Finalmente verso una soluzione
Parliamo di una vicenda vecchia di un quarto di secolo perchè è da oltre 25 anni che l'Unione Terre di Castelli ha deciso di dotarsi di un canile intercomunale. L'iter per costruire un canile non è immediato e "temporaneamente" i cani erano stati alloggiati in una struttura a Savignano che però non aveva tutti i requisiti necessari. Cerco di fare una veloce storia di questa vicenda che il Sindaco Caroli sta finalmente chiudendo in modo molto positivo.




Per chi volesse approfondire c'è un lungo articolo su Amare Vignoala (- QUI -).

Il mio sarà invece un riassunto piuttosto veloce.
Fu previsto nel 2007 di costruire il canile intercomunale a Spilamberto, all'interno di una cava (ebbene si, dentro alle cave esaurite si cerca di fare di tutto: laghi, meleti, campi sportivi, etc... tranne che recuperi seri e ambientalmente compatibili...).

Il progetto era problematico perchè le cave hanno una certa tendenza ad allagarsi, come si legge in un articolo del 2012 (- QUI -).
Oltre ai problemi di allagamento, per ragioni legate al patto di stabilità, saltò anche l'accordo con ENPA (partner nel progetto di costruzione del canile).
Questa patata bollente fu messa nel 2012 nelle mani dell'Unione e del suo Assessore competente (Caroli) in un momento in cui il progetto costava ancora 1.400.000€ (- QUI -) e con il rischio di pagare una forte penale ad ENPA (- QUI -).

Caroli, dopo aver risolto la lite con Enpa, trova anche l'accordo con il Sindaco di Spilamberto (allora Lamandini) per costruire il canile in un posto più "asciutto". Sempre a Spilamberto, ma alle SIPE alte, e con una cifra dimezzata (da 1.400.000 a circa 700.000€ (- QUI -).

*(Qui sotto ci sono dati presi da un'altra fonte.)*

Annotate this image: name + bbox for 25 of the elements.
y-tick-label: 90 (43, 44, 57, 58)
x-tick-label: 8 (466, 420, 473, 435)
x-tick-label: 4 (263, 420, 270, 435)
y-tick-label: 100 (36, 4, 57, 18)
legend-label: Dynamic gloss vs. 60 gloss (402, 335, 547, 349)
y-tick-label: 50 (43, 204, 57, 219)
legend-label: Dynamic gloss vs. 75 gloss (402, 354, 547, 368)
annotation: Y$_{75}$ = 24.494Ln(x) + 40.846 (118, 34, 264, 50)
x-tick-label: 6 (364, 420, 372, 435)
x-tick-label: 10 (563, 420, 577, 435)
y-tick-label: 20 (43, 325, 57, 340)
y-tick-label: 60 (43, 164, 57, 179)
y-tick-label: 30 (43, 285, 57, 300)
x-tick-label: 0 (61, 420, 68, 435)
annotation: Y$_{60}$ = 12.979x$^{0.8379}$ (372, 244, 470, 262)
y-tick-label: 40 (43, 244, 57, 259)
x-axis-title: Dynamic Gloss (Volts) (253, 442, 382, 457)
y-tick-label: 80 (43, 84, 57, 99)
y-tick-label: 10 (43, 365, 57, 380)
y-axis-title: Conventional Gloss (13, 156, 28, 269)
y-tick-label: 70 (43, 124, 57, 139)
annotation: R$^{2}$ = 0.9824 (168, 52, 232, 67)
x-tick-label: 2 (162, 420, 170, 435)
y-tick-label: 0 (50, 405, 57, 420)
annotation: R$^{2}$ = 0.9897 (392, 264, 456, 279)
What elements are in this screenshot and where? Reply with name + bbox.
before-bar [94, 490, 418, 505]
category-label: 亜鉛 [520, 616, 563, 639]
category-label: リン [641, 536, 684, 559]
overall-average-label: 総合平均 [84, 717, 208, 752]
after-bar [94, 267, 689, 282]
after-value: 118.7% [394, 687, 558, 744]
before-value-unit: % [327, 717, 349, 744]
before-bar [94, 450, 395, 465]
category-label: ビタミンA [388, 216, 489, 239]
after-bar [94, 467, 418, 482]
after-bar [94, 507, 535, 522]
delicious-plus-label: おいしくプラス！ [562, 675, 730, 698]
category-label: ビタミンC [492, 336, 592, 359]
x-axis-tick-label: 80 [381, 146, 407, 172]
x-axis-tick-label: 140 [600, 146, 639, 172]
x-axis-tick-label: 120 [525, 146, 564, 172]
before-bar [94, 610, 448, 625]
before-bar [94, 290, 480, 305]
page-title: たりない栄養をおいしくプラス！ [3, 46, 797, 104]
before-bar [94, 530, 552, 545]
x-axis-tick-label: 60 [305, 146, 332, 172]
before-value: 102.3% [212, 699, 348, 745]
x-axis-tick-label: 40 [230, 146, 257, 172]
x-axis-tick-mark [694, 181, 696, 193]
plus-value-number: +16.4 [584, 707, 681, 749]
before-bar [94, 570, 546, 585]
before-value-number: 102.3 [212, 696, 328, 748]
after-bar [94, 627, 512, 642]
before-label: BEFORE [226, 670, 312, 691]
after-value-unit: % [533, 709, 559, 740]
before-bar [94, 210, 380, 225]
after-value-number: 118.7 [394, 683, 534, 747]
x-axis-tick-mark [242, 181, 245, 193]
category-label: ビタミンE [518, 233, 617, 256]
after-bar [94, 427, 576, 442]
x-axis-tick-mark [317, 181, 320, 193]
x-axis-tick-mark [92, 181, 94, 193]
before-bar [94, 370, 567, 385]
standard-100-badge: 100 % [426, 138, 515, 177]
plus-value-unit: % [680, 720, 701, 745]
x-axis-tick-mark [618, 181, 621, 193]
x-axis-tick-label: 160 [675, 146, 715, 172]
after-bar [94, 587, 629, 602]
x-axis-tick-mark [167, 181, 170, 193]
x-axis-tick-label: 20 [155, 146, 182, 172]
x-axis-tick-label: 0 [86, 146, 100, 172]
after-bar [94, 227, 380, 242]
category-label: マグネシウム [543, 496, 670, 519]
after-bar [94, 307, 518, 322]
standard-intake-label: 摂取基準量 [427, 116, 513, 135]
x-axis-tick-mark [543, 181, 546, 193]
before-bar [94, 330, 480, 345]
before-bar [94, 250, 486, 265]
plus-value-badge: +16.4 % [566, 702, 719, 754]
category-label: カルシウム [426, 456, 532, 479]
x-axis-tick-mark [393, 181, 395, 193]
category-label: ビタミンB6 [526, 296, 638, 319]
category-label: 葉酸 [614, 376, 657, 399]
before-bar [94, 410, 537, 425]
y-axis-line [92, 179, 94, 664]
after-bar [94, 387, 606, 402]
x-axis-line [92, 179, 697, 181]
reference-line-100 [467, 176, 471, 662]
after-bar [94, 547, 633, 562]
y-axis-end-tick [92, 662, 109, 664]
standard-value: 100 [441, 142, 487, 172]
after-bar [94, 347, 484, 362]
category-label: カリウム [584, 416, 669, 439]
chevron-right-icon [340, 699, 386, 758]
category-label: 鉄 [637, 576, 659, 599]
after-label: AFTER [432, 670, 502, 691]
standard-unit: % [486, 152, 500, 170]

Nel frattempo ci sono le elezioni e la nuova Amministrazione di Spilamberto cambia parere e ritiene non più idoneo il luogo identificato per la costruzione. Passano i mesi e salta anche il finanziamento regionale.

E come nel gioco dell'oca capita di ritornare al via... (all'indietro di 25 anni).

La situazione è difficile, tutti vogliamo bene agli animali, ma in pochi gradirebbero decine di cani vicino alla propria abitazione.
La propsota giusta viene da una persona del settore, un veterenario, Monfredini, Consigliere M5S di Castelvertro.
Caroli e Monfredini iniziano a collaborare e insieme studiano un progetto per ridure il più possibile la permanenza degli animali nel canile (per cui anche il loro numero complessivo) incentivando il più possibile l'adozione.
Il numero degli animali nel frattempo sta già calando e le previsioni sono di un ulteriore calo.
Questo porta a notevoli risparmi di gestione (costi annuali) e si scongiura l'esigenza di dover costruire un canile con un grosso risparmio immediato.

Due gli obbiettivi raggiunti da Caroli e Monfredini: miglioramento del benessere animale e forte riduzione dei costi.


Sono in votazione in questi giorni le delibere per quello che finalmente sembra proprio un lieto fine.